Тени, говорившие так, скрылись во тьме тростников, одна за другой. Стояло лето. Тихо текла река.

— А что лекарь сказал?…

— Что ему говорить? Велел ждать до завтра.

— К чему это?

— К тому, чтобы кто из родни попил питья и узнал, чей тут сглаз. Икота не хвороба, это на нее напустили. Так он велел,

— Ты и пей.

— Это как сказать. Лучше бы Калистро. Он у нас старший. Пускай ему лекарь велит.

— Пускай. Узнаем, чей сглаз, кто сверчка запустил…

— Молчи ты!

— Знаю, знаю. Я и сам так думаю. Из этих кто-то, которые землю под маис выжигают.
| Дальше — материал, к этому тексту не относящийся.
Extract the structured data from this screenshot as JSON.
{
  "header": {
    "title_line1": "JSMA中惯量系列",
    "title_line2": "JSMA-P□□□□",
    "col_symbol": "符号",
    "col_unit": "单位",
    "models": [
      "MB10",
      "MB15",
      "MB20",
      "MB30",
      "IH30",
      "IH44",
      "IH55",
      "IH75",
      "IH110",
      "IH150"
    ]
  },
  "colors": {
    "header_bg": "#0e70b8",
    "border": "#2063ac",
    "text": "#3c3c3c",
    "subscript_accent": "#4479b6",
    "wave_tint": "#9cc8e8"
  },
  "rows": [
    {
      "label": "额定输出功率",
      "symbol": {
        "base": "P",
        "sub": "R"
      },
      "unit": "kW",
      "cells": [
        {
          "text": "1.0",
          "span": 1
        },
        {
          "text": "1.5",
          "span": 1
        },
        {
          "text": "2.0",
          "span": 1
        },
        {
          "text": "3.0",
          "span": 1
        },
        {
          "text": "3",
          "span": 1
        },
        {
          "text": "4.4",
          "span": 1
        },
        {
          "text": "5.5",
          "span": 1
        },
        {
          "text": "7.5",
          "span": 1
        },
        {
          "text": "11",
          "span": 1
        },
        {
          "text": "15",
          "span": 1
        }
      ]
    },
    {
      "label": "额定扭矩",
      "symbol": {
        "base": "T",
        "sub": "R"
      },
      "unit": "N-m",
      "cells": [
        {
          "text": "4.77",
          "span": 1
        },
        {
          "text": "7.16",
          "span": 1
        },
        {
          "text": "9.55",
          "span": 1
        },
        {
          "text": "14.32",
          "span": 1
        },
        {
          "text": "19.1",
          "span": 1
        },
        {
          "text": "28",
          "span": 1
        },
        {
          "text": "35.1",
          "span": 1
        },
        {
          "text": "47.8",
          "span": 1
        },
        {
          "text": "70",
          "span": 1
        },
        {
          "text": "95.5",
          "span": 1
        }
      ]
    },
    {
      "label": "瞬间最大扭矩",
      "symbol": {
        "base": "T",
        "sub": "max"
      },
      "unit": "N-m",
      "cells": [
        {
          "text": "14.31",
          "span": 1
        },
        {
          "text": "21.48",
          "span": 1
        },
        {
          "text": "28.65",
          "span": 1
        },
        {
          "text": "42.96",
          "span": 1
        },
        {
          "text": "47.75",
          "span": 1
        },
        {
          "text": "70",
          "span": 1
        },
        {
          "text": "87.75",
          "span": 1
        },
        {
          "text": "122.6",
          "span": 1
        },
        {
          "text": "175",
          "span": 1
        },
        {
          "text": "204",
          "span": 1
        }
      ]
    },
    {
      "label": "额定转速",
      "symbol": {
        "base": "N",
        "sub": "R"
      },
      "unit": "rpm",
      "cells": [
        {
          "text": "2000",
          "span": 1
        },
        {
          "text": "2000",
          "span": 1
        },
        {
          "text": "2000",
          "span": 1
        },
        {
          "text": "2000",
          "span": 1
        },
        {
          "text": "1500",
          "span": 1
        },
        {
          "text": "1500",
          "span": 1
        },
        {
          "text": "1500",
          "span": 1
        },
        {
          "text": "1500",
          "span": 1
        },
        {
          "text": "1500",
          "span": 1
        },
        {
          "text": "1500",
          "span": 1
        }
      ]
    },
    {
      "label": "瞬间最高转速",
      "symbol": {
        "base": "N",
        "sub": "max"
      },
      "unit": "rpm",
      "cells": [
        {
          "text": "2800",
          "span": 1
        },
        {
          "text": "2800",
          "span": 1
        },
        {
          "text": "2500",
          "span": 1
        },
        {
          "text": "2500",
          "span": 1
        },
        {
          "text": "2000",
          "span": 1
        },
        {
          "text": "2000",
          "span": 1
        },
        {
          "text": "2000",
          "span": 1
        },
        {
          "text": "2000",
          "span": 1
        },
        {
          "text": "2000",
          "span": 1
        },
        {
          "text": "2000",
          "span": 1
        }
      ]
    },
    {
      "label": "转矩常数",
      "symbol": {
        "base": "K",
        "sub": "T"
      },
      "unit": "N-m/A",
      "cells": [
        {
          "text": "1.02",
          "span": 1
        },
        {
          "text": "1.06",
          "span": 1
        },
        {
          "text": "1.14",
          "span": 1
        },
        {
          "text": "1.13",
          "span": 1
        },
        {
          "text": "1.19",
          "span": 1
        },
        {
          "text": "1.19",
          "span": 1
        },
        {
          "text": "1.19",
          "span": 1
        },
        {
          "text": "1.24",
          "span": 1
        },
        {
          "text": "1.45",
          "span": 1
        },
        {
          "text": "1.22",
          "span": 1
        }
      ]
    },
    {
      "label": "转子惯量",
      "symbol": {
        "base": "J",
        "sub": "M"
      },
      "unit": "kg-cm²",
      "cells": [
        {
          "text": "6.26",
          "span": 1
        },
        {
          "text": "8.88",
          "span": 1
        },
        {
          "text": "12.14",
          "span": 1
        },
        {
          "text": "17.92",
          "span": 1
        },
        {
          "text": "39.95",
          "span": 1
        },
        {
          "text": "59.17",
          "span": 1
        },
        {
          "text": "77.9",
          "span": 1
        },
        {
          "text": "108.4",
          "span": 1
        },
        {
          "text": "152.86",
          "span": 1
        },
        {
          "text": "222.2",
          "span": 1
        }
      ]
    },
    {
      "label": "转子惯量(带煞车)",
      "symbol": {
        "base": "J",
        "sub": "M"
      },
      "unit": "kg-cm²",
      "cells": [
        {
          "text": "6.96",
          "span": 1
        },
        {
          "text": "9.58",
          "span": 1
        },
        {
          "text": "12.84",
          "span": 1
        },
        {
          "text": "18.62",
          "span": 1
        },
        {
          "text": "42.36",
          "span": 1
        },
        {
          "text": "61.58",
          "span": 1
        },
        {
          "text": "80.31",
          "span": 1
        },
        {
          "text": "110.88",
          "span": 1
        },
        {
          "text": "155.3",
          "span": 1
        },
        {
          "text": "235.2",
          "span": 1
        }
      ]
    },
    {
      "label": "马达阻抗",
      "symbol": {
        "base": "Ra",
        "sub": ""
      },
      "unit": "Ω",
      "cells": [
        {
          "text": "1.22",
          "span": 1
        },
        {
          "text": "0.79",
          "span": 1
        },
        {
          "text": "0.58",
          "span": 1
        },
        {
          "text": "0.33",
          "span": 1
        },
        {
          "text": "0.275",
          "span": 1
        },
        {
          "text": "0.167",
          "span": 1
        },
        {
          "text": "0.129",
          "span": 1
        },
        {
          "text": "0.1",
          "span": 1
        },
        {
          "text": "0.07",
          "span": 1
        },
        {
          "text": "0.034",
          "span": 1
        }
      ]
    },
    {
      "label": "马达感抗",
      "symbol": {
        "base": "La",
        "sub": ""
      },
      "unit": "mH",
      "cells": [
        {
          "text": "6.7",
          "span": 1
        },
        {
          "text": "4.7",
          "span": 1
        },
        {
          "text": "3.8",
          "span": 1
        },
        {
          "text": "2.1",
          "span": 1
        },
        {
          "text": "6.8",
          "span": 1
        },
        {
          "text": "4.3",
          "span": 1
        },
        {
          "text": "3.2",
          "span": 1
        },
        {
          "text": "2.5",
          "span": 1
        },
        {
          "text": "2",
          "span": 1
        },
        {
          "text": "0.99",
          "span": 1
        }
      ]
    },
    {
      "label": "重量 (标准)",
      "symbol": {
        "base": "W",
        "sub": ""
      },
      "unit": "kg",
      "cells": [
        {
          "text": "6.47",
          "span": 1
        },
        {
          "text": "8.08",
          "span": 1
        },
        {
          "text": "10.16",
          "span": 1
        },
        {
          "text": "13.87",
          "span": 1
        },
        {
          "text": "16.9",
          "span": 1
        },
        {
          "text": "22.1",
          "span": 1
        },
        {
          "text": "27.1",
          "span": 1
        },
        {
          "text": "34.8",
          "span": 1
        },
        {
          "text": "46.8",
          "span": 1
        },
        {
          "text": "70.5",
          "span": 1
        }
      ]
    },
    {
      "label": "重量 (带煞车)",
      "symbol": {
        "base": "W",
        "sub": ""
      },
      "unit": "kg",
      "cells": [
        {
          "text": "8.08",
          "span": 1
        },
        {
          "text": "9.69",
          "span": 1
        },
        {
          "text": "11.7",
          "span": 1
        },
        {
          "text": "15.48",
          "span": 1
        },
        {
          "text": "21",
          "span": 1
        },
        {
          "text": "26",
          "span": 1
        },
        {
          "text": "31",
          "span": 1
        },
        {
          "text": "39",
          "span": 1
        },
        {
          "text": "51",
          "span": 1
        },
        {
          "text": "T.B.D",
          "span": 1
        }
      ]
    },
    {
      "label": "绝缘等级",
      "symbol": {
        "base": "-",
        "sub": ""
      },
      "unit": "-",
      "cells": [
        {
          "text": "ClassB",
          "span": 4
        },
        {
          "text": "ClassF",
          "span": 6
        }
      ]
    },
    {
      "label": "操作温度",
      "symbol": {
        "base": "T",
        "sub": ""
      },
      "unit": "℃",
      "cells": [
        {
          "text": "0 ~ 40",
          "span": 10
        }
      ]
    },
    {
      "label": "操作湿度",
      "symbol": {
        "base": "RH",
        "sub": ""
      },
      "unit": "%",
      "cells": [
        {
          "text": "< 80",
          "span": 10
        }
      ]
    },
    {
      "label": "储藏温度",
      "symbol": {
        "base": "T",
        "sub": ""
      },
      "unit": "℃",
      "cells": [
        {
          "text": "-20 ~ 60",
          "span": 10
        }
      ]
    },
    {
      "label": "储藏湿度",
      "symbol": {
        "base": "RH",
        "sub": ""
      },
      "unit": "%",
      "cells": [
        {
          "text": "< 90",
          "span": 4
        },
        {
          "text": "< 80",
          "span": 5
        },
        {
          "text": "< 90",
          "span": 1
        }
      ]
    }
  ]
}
Голоса выслеживающих оленя едва шуршали в тростнике, чтобы не спугнуть добычу. То ветер легко вздыхал в кустах, то вода пищала, как цыпленок, у края заводи. Мерно, словно качается гамак, квакали лягушки. Синели горячие тени. 1емнели рваные тучи. Взлетали из-под ног козодои, шлепались где-то на землю и шурша тащились по земле. У этих ночных птиц, кидающихся путникам под ноги, есть крылья, но, когда они упадут и поползут, крылья превращаются в кроличьи уши. Получаются ушастые птицы, птицы с ушами желтых кроликов.

— А то пришел бы лекарь сегодня, мы бы и узнали, кто запустил матушке сверчка в живот.

— Это бы хорошо.

— Хочешь, я за ним схожу, а ты скажи братьям, чтобы мы собрались, когда он придет.

— Оленя упустим.

— А ну его к бесу!

Тени разделились, выйдя из тростниковой тьмы. Одна пошла по берегу дальше, оставляя на песке следы босых ног, другая проворнее зайца юркнула в холмы. Вода тихо струилась, и пахло от нее сладким ананасом.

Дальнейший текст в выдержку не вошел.